2. Overwhelming staff with information
As noted in the previous point, sharing information with employees is an important aspect of good leadership as well as the change management process. However, you still need to be selective about which details you share. Furthermore, giving too many updates to your workers will most likely lead them to stop paying attention to the messages.
You should give importance to sharing the most pertinent information that would involve the most bottom-line basics. This could include considerations like when the change is taking place, what are the reasons behind it, and how will it impact the company and their jobs.
3. Failing to focus on the benefits
Even changes that have a largely positive impact on organizations are likely to cause unrest among the employees. So if you don’t focus on the benefits to the company and to individual departments and their workers, your transition phase might not be very smooth. You might also have to face hurdles in the post-implementation phase, as employees might be resistant to accept changes.

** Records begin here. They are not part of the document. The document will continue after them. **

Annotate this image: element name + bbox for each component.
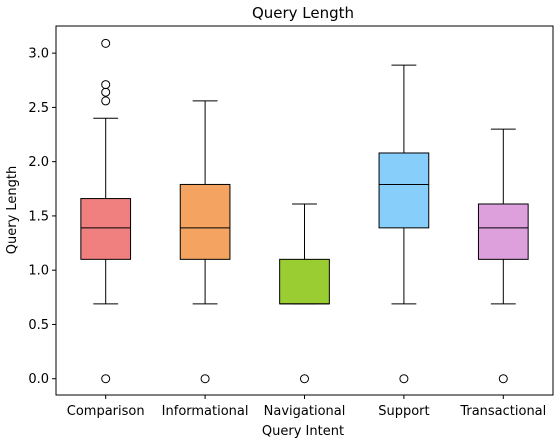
- y-tick-label: 2.0: [28, 155, 49, 170]
- x-tick-label: Comparison: [67, 404, 145, 419]
- y-tick-label: 1.0: [28, 264, 49, 279]
- y-tick-label: 3.0: [28, 47, 49, 62]
- outlier-point: [498, 374, 508, 384]
- x-tick-label: Support: [378, 404, 429, 419]
- iqr-box: [378, 152, 430, 229]
- outlier-point: [300, 374, 309, 384]
- outlier-point: [101, 80, 111, 90]
- iqr-box: [179, 183, 231, 260]
- x-tick-label: Transactional: [459, 404, 546, 419]
- outlier-point: [101, 374, 111, 384]
- box-support: [378, 64, 430, 384]
- outlier-point: [101, 87, 111, 97]
- y-tick-label: 0.0: [28, 372, 49, 387]
- x-axis-label: Query Intent: [262, 424, 344, 438]
- y-tick-label: 2.5: [28, 101, 49, 116]
- box-comparison: [80, 38, 132, 384]
- box-navigational: [279, 203, 330, 384]
- y-tick-label: 0.5: [28, 318, 49, 333]
- chart-title: Query Length: [252, 4, 354, 22]
- x-tick-label: Navigational: [264, 404, 346, 419]
- outlier-point: [101, 96, 111, 106]
- iqr-box: [80, 198, 132, 260]
- outlier-point: [200, 374, 210, 384]
- outlier-point: [399, 374, 409, 384]
- x-tick-label: Informational: [162, 404, 249, 419]
- box-informational: [179, 100, 231, 384]
- box-transactional: [477, 128, 529, 384]
- y-tick-label: 1.5: [28, 209, 49, 224]
- iqr-box: [279, 258, 330, 305]
- iqr-box: [477, 203, 529, 260]
- y-axis-label: Query Length: [5, 166, 20, 254]
- outlier-point: [101, 38, 111, 48]
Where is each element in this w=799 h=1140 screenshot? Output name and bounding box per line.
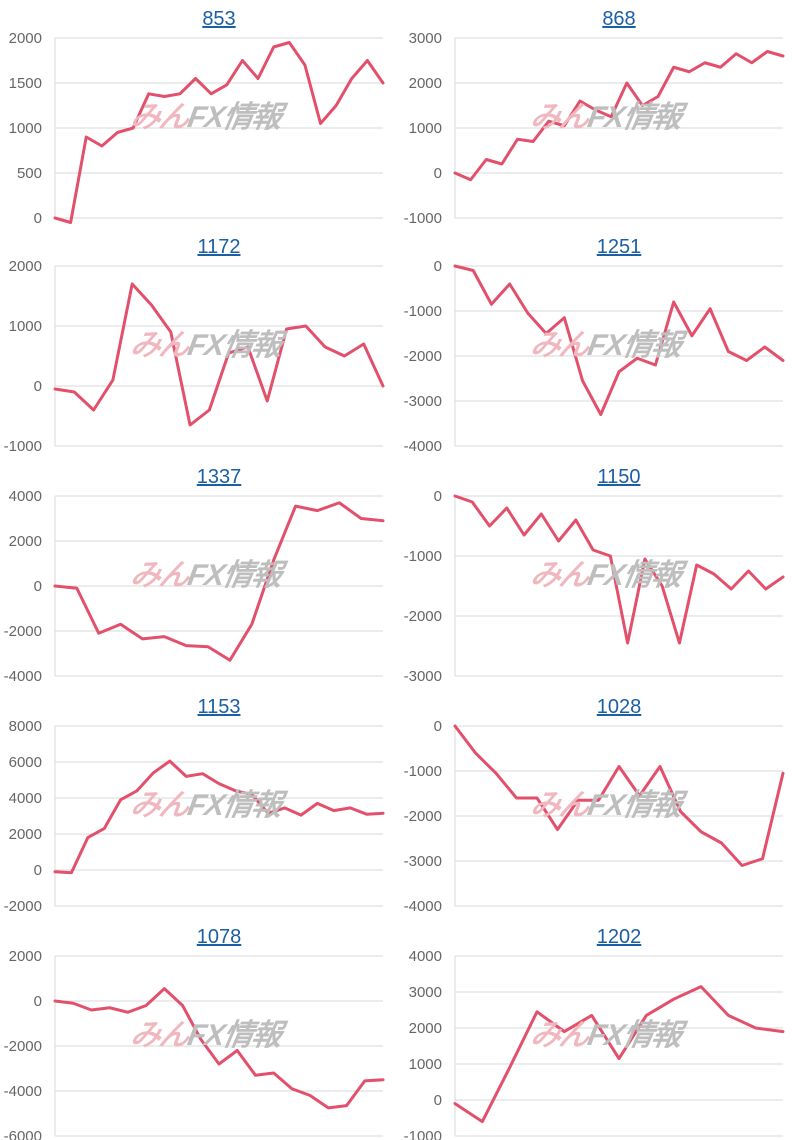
svg-text:-3000: -3000 [404,668,442,685]
svg-text:-2000: -2000 [4,898,42,915]
svg-text:0: 0 [34,210,42,227]
svg-text:0: 0 [434,258,442,275]
svg-text:-1000: -1000 [404,763,442,780]
svg-text:2000: 2000 [9,30,42,47]
svg-text:-2000: -2000 [404,808,442,825]
svg-text:0: 0 [34,993,42,1010]
svg-text:4000: 4000 [409,948,442,965]
svg-text:0: 0 [34,578,42,595]
svg-text:8000: 8000 [9,718,42,735]
svg-text:1000: 1000 [409,120,442,137]
svg-text:4000: 4000 [9,790,42,807]
svg-text:-2000: -2000 [404,608,442,625]
svg-text:-2000: -2000 [4,623,42,640]
svg-text:0: 0 [434,488,442,505]
svg-text:0: 0 [434,718,442,735]
svg-text:-4000: -4000 [404,898,442,915]
svg-text:1000: 1000 [409,1056,442,1073]
svg-text:0: 0 [434,1092,442,1109]
svg-text:0: 0 [434,165,442,182]
svg-text:2000: 2000 [9,533,42,550]
svg-text:-4000: -4000 [4,1083,42,1100]
svg-text:-1000: -1000 [404,1128,442,1140]
svg-text:-1000: -1000 [404,548,442,565]
svg-text:2000: 2000 [9,258,42,275]
svg-text:-1000: -1000 [4,438,42,455]
svg-text:0: 0 [34,862,42,879]
svg-text:-4000: -4000 [404,438,442,455]
svg-text:-6000: -6000 [4,1128,42,1140]
svg-text:-3000: -3000 [404,393,442,410]
svg-text:-1000: -1000 [404,303,442,320]
svg-text:-1000: -1000 [404,210,442,227]
svg-text:0: 0 [34,378,42,395]
svg-text:-2000: -2000 [4,1038,42,1055]
svg-text:3000: 3000 [409,30,442,47]
svg-text:6000: 6000 [9,754,42,771]
svg-text:-3000: -3000 [404,853,442,870]
svg-text:-4000: -4000 [4,668,42,685]
svg-text:2000: 2000 [409,75,442,92]
svg-text:1500: 1500 [9,75,42,92]
svg-text:500: 500 [17,165,42,182]
svg-text:2000: 2000 [9,948,42,965]
svg-text:2000: 2000 [409,1020,442,1037]
svg-text:-2000: -2000 [404,348,442,365]
svg-text:4000: 4000 [9,488,42,505]
svg-text:1000: 1000 [9,318,42,335]
svg-text:3000: 3000 [409,984,442,1001]
svg-text:1000: 1000 [9,120,42,137]
svg-text:2000: 2000 [9,826,42,843]
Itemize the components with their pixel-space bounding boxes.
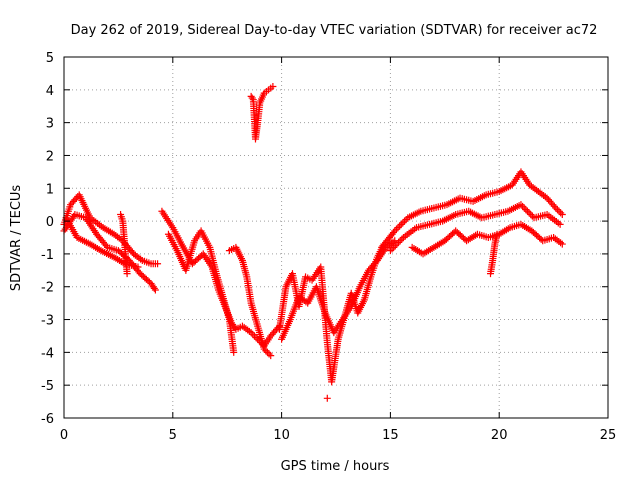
x-axis-label: GPS time / hours: [281, 459, 390, 474]
data-point: [123, 270, 131, 278]
data-point: [390, 243, 398, 251]
x-tick-label: 20: [491, 428, 508, 443]
data-point: [389, 229, 397, 237]
data-point: [517, 201, 525, 209]
data-point: [391, 227, 399, 235]
data-point: [150, 284, 158, 292]
data-point: [553, 206, 561, 214]
plot-frame: [63, 56, 609, 419]
data-point: [558, 211, 566, 219]
data-point: [269, 83, 277, 91]
data-point: [397, 220, 405, 228]
data-point: [393, 240, 401, 248]
data-point: [151, 286, 159, 294]
data-point: [250, 332, 258, 340]
data-point: [396, 222, 404, 230]
y-tick-label: -2: [41, 281, 54, 296]
y-tick-label: -5: [41, 379, 54, 394]
data-point: [522, 206, 530, 214]
data-point: [248, 94, 256, 102]
data-point: [262, 347, 270, 355]
data-point: [394, 224, 402, 232]
data-point: [386, 247, 394, 255]
data-point: [519, 202, 527, 210]
x-tick-label: 10: [273, 428, 290, 443]
y-axis-label: SDTVAR / TECUs: [9, 185, 24, 292]
data-point: [128, 248, 136, 256]
x-tick-label: 0: [60, 428, 68, 443]
data-point: [552, 204, 560, 212]
data-point: [537, 235, 545, 243]
data-point: [557, 209, 565, 217]
data-point: [388, 245, 396, 253]
y-tick-label: -6: [41, 412, 54, 427]
data-point: [267, 352, 275, 360]
data-point: [525, 209, 533, 217]
data-point: [134, 263, 142, 271]
y-tick-label: -4: [41, 346, 54, 361]
y-tick-label: -3: [41, 314, 54, 329]
y-tick-label: 3: [46, 117, 54, 132]
x-tick-label: 15: [382, 428, 399, 443]
data-point: [392, 225, 400, 233]
data-point: [555, 207, 563, 215]
x-tick-label: 25: [600, 428, 617, 443]
data-point: [395, 238, 403, 246]
data-point: [520, 204, 528, 212]
data-point: [550, 202, 558, 210]
data-point: [523, 207, 531, 215]
x-tick-label: 5: [169, 428, 177, 443]
data-point: [396, 237, 404, 245]
data-point: [260, 345, 268, 353]
data-point: [527, 211, 535, 219]
data-point: [252, 334, 260, 342]
data-point: [493, 230, 501, 238]
data-point: [230, 348, 238, 356]
y-tick-label: 2: [46, 149, 54, 164]
data-point: [391, 242, 399, 250]
data-point: [249, 330, 257, 338]
data-point: [556, 220, 564, 228]
data-point: [263, 348, 271, 356]
data-points: [60, 83, 566, 402]
data-point: [398, 235, 406, 243]
data-point: [399, 219, 407, 227]
data-point: [102, 242, 110, 250]
data-point: [558, 240, 566, 248]
data-point: [247, 329, 255, 337]
data-point: [372, 258, 380, 266]
data-point: [154, 260, 162, 268]
y-tick-label: -1: [41, 248, 54, 263]
y-tick-label: 5: [46, 51, 54, 66]
axis-ticks: 0 5 10 15 20 25 -6 -5 -4 -3 -2 -1 0 1 2 3 4 5: [41, 51, 616, 443]
gridlines: [64, 57, 608, 418]
y-tick-label: 1: [46, 182, 54, 197]
y-tick-label: 4: [46, 84, 54, 99]
y-tick-label: 0: [46, 215, 54, 230]
chart-title: Day 262 of 2019, Sidereal Day-to-day VTE…: [71, 23, 598, 38]
data-point: [528, 212, 536, 220]
data-point: [265, 350, 273, 358]
data-point: [323, 394, 331, 402]
data-point: [401, 217, 409, 225]
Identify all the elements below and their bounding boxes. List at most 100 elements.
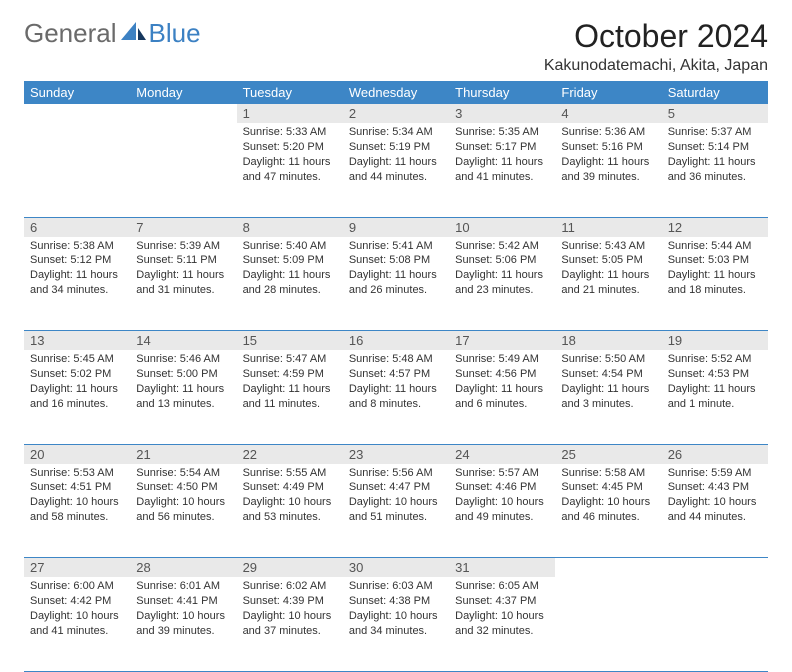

Whenever your business is entering into a rapid growth phase that could lead to higher profitability, or is attempting to implement innovative technology that could increase productivity, always be clear about the positive impact it will have on the staff. Doing so will generate excitement and build acceptance for the change.
5. Letting communication slide post-implementation
Even once you have successfully implemented the change; it does not mean that you can relax. It takes time and effort for the employees to get used to the new status quo. And sometime troubles can prop up even after implementation has been made.
Once the change is in place, increase your communication with the affected employees. Make sure that they have the right support in terms of training and tools to succeed in their evolved positions.